It’s no secret that Jack Dorsey, Twitter’s founder, loves Africa. “Africa will define the future (especially the Bitcoin one)”, he tweeted at the end of his trip to Africa in November 2019. Dorsey has also previously come out in favour of Bitcoin, and it’s pretty clear that he thinks that crypto could find a solid foothold in the African market. Still, what’s the deal with Jack Dorsey, the Bitcoin Lightning Network, and Africa? Let’s take a look.
The future of cryptocurrency is in Africa
Bitcoin and other cryptocurrencies haven’t really managed to find a solid place in the developed world. Fiat payments are controlled by a number of institutions (that are relatively corruption free), and there’s good infrastructure in place to facilitate those transactions with ease.
In contrast, the developing world has a much greater need for a P2P payment system. Peer-to-peer systems aren’t new to Africa. In fact, countries like Nigeria, Kenya and South Africa have been using them for a long time. Nigeria has Esusu, Kenya has Chama, and South Africa has Stokvel – all of which have been used to enable P2P transactions and savings, but on the ground level.
Africa needs a digital version of the P2P system that it already knows. While crypto is fairly established on the continent, strict cryptocurrency regulations can make trading over exchanges quite difficult. Nigeria alone has restrictions on sending money outside of its borders, which has led to a lack of Bitcoin liquidity.
Africa is a quickly developing continent that can ultimately offer a lot to the crypto world. Nigeria and South Africa have the largest economies. Nigeria has a $400.6 billion GDP, and SA has a $317 billion GDP, as of 2018.
Basically, Dorsey is right – with growing economies, an openness to cryptocurrency, and an already established grassroots P2P system, Africa is an ideal contender to take on the future of Bitcoin.
Where does the Lightning Network come in?
Now let’s look at how Jack Dorsey, the Bitcoin Lightning Network, and Africa connect.

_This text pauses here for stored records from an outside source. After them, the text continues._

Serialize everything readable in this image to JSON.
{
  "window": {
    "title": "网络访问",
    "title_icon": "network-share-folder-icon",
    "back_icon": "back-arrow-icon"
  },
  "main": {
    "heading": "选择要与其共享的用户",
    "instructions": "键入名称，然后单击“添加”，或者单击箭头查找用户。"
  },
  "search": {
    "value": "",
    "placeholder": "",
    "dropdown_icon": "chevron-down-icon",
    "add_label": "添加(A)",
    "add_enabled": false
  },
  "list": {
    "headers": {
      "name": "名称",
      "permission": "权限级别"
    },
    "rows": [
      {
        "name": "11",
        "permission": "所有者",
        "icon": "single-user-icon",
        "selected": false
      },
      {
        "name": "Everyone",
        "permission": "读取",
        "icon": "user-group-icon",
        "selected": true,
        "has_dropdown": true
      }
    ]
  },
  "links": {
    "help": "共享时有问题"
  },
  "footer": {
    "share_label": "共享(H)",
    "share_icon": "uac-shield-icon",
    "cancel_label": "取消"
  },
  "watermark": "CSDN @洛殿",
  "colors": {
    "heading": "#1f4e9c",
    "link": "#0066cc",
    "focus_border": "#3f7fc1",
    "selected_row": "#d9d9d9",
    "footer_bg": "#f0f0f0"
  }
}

In January, Dorsey announced his plans to supercharge Bitcoin’s throughput. Square Crypto revealed that its team is developing a Lightning Development Kit (LDK). The Lightning Network is a layer-two solution that’s built on top of the Bitcoin blockchain – making smaller payments faster and cheaper.
While the Lightning Network can process payments in record speed, Bitcoin still suffers from volatility. Merchants may be hesitant to accept a currency that could devalue within only a couple of hours. Dorsey seems to have a solution to this problem.
Messari reported that Dorsey’s Square recently won a patent for a payment network, that will enable users to conduct seamless fiat-to-crypto transactions. The customer can pay in Bitcoin, and the merchant can instantly convert it to fiat.
This could work particularly well in Africa. Crypto regulations can be stringent, and merchants may find that this kind of solution is exactly what is needed to boost crypto on the continent.
With Dorsey reportedly planning to spend 6 months of his year in Africa, we could see Square’s solution implemented on the continent sooner than we think. When it comes to Jack Dorsey, the Bitcoin Lightning Network, and Africa, things are heating up. This decade could be monumental for crypto in the developing world.